What else is out there? Ducati has its Ducati Rider Experience Academy training programs in Europe, though a company spokesperson couldn’t confirm murmurs (I’d heard) Duc may bring DRE to the United States.
Other big U.S. market share players, such as Suzuki, Kawasaki, Harley, KTM, or Yamaha didn’t return info requests. Suzuki has a Rider Education tab on its website offering deductions on motorcycle purchases for rider education fees. Harley’s Rider Academy aims to get Millennials on motorcycles and trained 62,000 people last year, the company announced as part of its quarterly report. CEO Matt Levatich has set a company priority of “building riders,” not building motorcycles.
Rider-experience programs to the rescue?
There are a growing number of industry-sponsored ways to learn to ride a motorcycle and share two-wheel experiences with others. Can these programs reboot new U.S. motorcycle sales to pre-recession numbers?
Honda said it has increased the number of female and entry-level buyers, but that has as much to do with shifting product design as rider-experience programs, Honda execs said. The company has expanded the number of motorcycles with less weight, smaller engines, lower seats and lower prices, all of which make them more widely accessible both physically and financially.
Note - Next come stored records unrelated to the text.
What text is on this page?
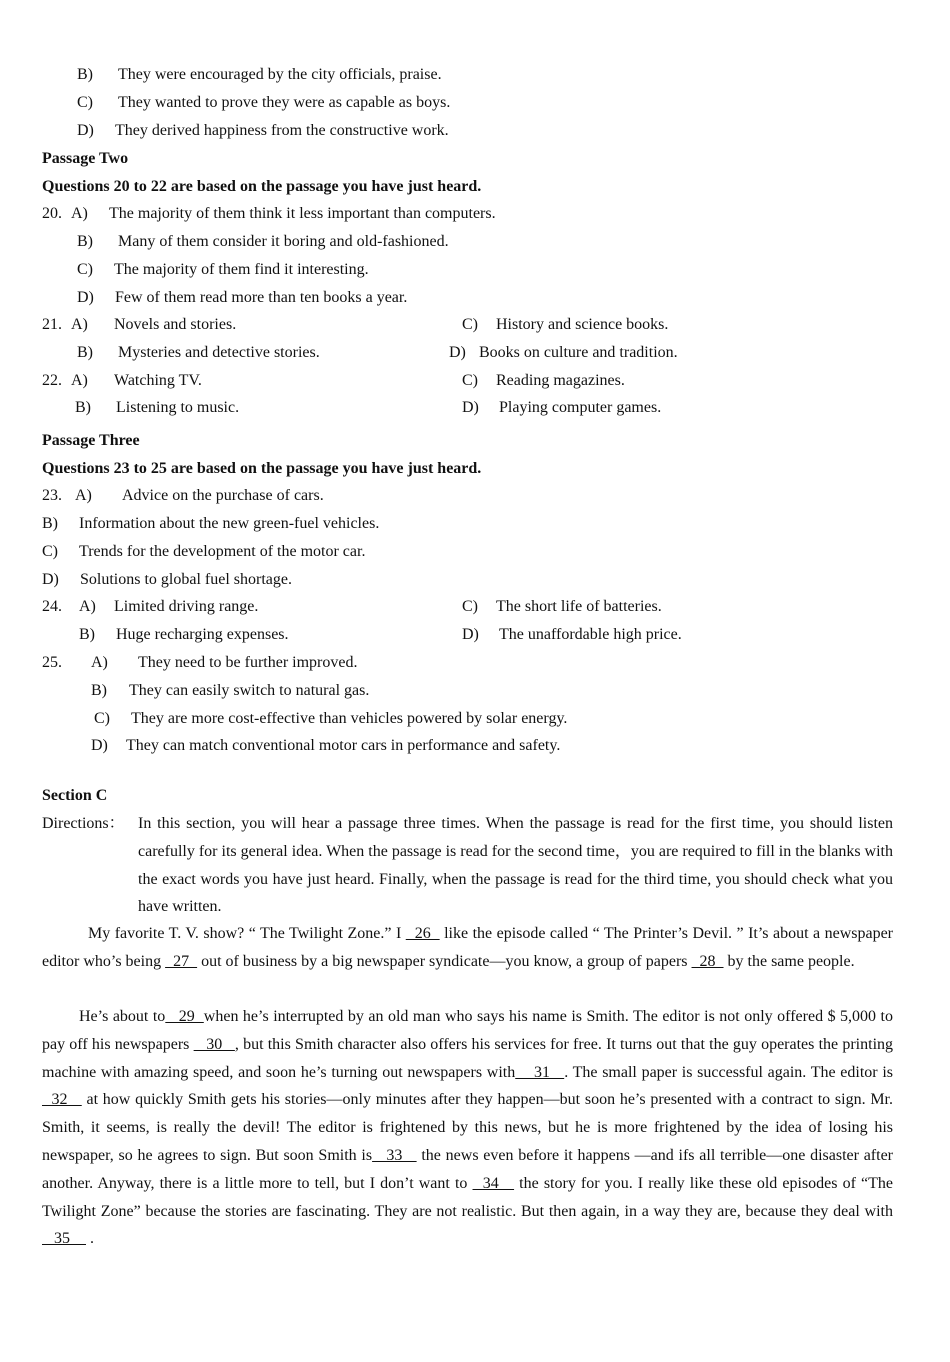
B) They were encouraged by the city officials, praise.
C) They wanted to prove they were as capable as boys.
D) They derived happiness from the constructive work.
Passage Two
Questions 20 to 22 are based on the passage you have just heard.
20. A) The majority of them think it less important than computers.
B) Many of them consider it boring and old-fashioned.
C) The majority of them find it interesting.
D) Few of them read more than ten books a year.
21. A) Novels and stories.	C) History and science books.
B) Mysteries and detective stories.	D) Books on culture and tradition.
22. A) Watching TV.	C) Reading magazines.
B) Listening to music.	D) Playing computer games.
Passage Three
Questions 23 to 25 are based on the passage you have just heard.
23. A) Advice on the purchase of cars.
B) Information about the new green-fuel vehicles.
C) Trends for the development of the motor car.
D) Solutions to global fuel shortage.
24. A) Limited driving range.	C) The short life of batteries.
B) Huge recharging expenses.	D) The unaffordable high price.
25. A) They need to be further improved.
B) They can easily switch to natural gas.
C) They are more cost-effective than vehicles powered by solar energy.
D) They can match conventional motor cars in performance and safety.
Section C
Directions： In this section, you will hear a passage three times. When the passage is read for the first time, you should listen carefully for its general idea. When the passage is read for the second time，you are required to fill in the blanks with the exact words you have just heard. Finally, when the passage is read for the third time, you should check what you have written.
My favorite T. V. show? “ The Twilight Zone.” I   26   like the episode called “ The Printer’s Devil. ” It’s about a newspaper editor who’s being   27   out of business by a big newspaper syndicate—you know, a group of papers   28   by the same people.
He’s about to   29  when he’s interrupted by an old man who says his name is Smith. The editor is not only offered $ 5,000 to pay off his newspapers    30   , but this Smith character also offers his services for free. It turns out that the guy operates the printing machine with amazing speed, and soon he’s turning out newspapers with    31   . The small paper is successful again. The editor is   32    at how quickly Smith gets his stories—only minutes after they happen—but soon he’s presented with a contract to sign. Mr. Smith, it seems, is really the devil! The editor is frightened by this news, but he is more frightened by the idea of losing his newspaper, so he agrees to sign. But soon Smith is   33    the news even before it happens —and ifs all terrible—one disaster after another. Anyway, there is a little more to tell, but I don’t want to   34    the story for you. I really like these old episodes of “The Twilight Zone” because the stories are fascinating. They are not realistic. But then again, in a way they are, because they deal with    35     .
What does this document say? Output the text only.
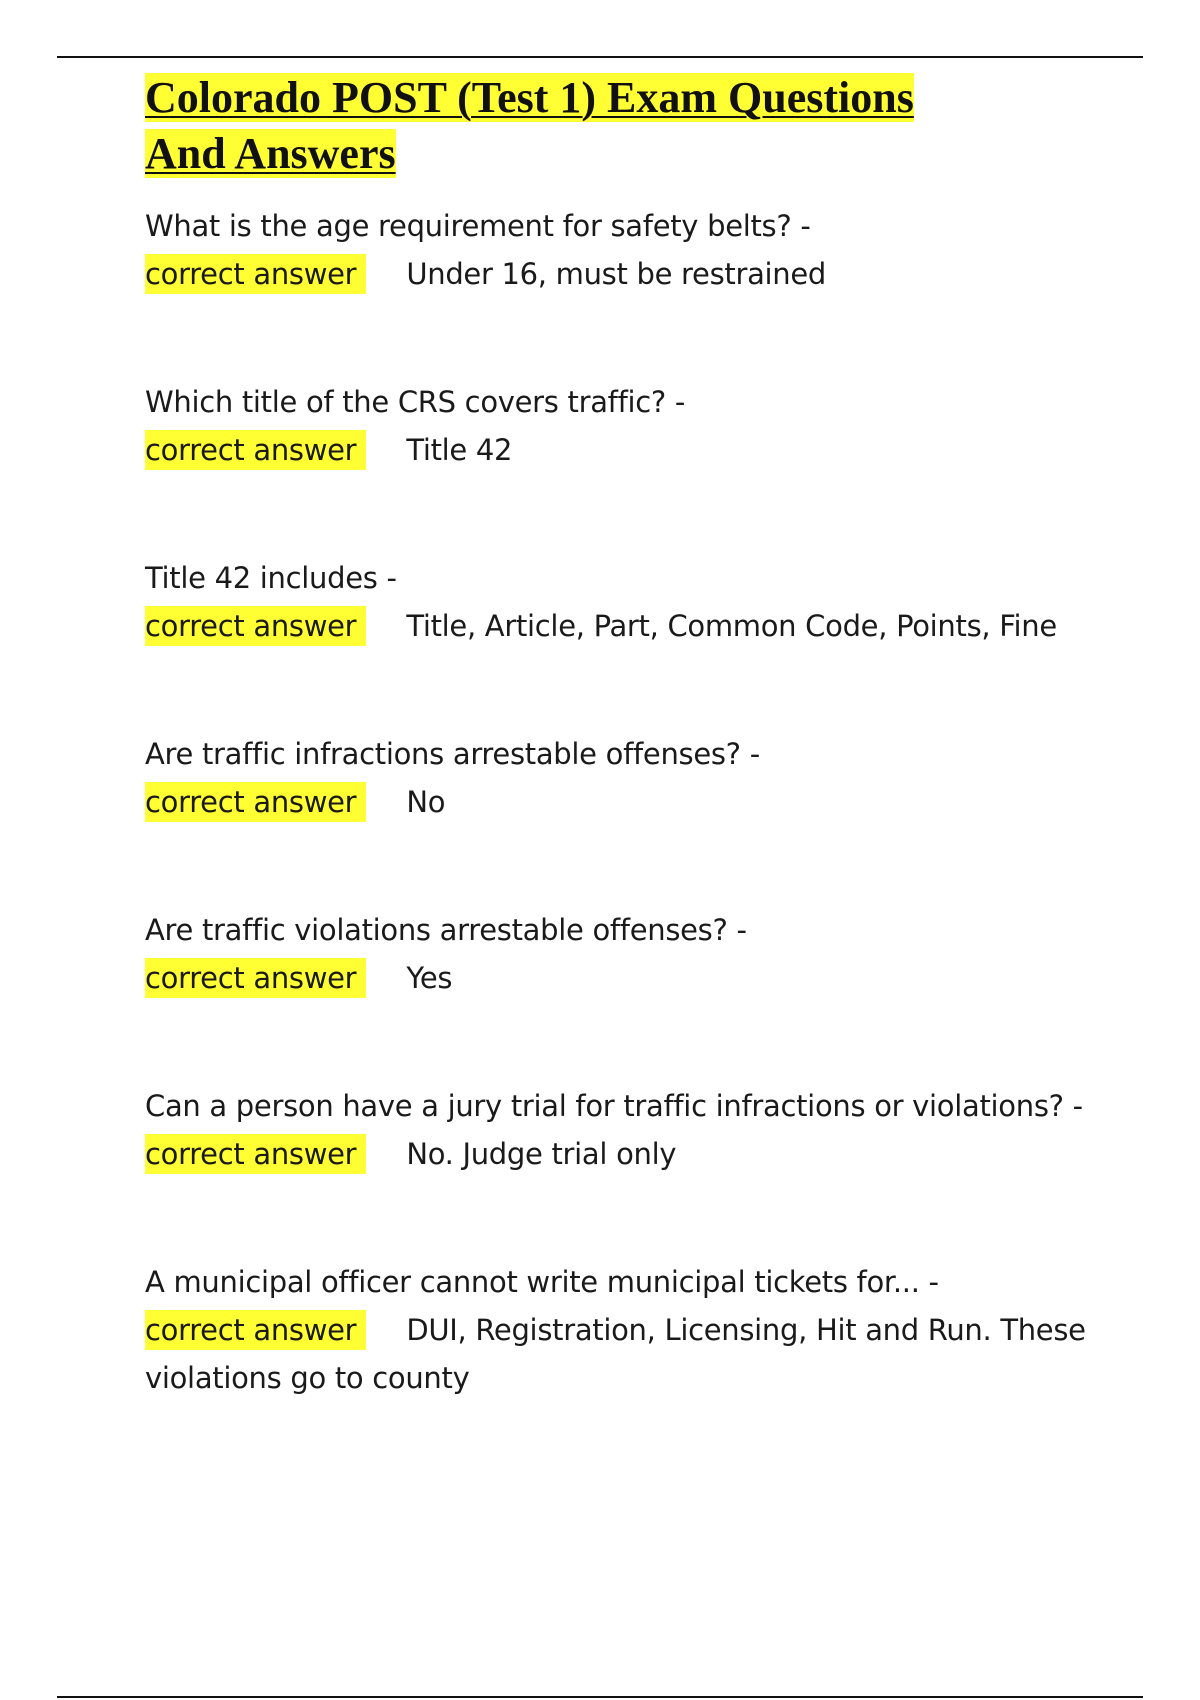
Colorado POST (Test 1) Exam Questions
And Answers
What is the age requirement for safety belts? -
correct answer Under 16, must be restrained
Which title of the CRS covers traffic? -
correct answer Title 42
Title 42 includes -
correct answer Title, Article, Part, Common Code, Points, Fine
Are traffic infractions arrestable offenses? -
correct answer No
Are traffic violations arrestable offenses? -
correct answer Yes
Can a person have a jury trial for traffic infractions or violations? -
correct answer No. Judge trial only
A municipal officer cannot write municipal tickets for... -
correct answer DUI, Registration, Licensing, Hit and Run. These violations go to county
BMW, too, has added products better positioned to capture new riders, such as its one-cylinder, $4,750, 349-pound G 310 R.
Sanford C. Bernstein Industry analyst David Beckel suggests slumping new U.S. motorcycle sales over the last decade may have more to do with mismatched product design and placement than marketing or a diminished rider base.
“If you look at registrations as a proxy for used motorcycle sales, and then look at new and used transactions, you don’t see the same nosedive — there was a bounceback you don’t see from new bikes sales,” said Bickel, flagging proprietary IHS data. “Why so many people are buying used bikes vs. new, that presents as many questions as it does answers.”
Give a Shift founder Robert Pandya follows the same wavelength. “There are probably three used motorcycles sold to every new one,” he said, but he comes back to flawed marketing.
“In terms of new bike sales, we don’t have a product problem, we have a broader desirability problem,” said Pandya. “The products on the North American market are some of the best ever available, with huge variety... price range... but we’re in this pattern of marketing to... a market that is getting smaller and smaller.”
Pandya believes industry-led marketing should be more targeted at Gen Xers, who have been overlooked between Boomers and Millennials and “are about to become empty nesters with disposable income.”
Can industry-led rider-experience programs boost new U.S. motorcycle sales?
“Anything the industry does is probably helping at some level, but whether that’s a compelling level is the question,” Pandya said.
He thinks motorcycle marketing would be more effective if it were consolidated across companies through the AMA “to create experience centers and experience tours on a closed course, the right types of bikes, and inviting e-motorcycle makers in with automatic bikes that are easier for beginners.”
So maybe the simple conclusion from all this is that U.S. industry-led rider experience programs need to be more robust, must be paired with design and product placement (i,e., smaller bikes with more tech), and should be more collaborative versus siloed among companies. Even then, a little spreadsheet math shows that returning to pre-recession levels of new bike sales in this country could be a pipe dream. It would take 12 years of consistent five percent growth for new motorcycles sales in the U.S. to meet that 2008 marker of over one million a year.
As David Beckel put it, “I don’t know that these industry led-marketing programs are going to be the thing that fixes the sales problem... but given where things are, they can’t hurt.”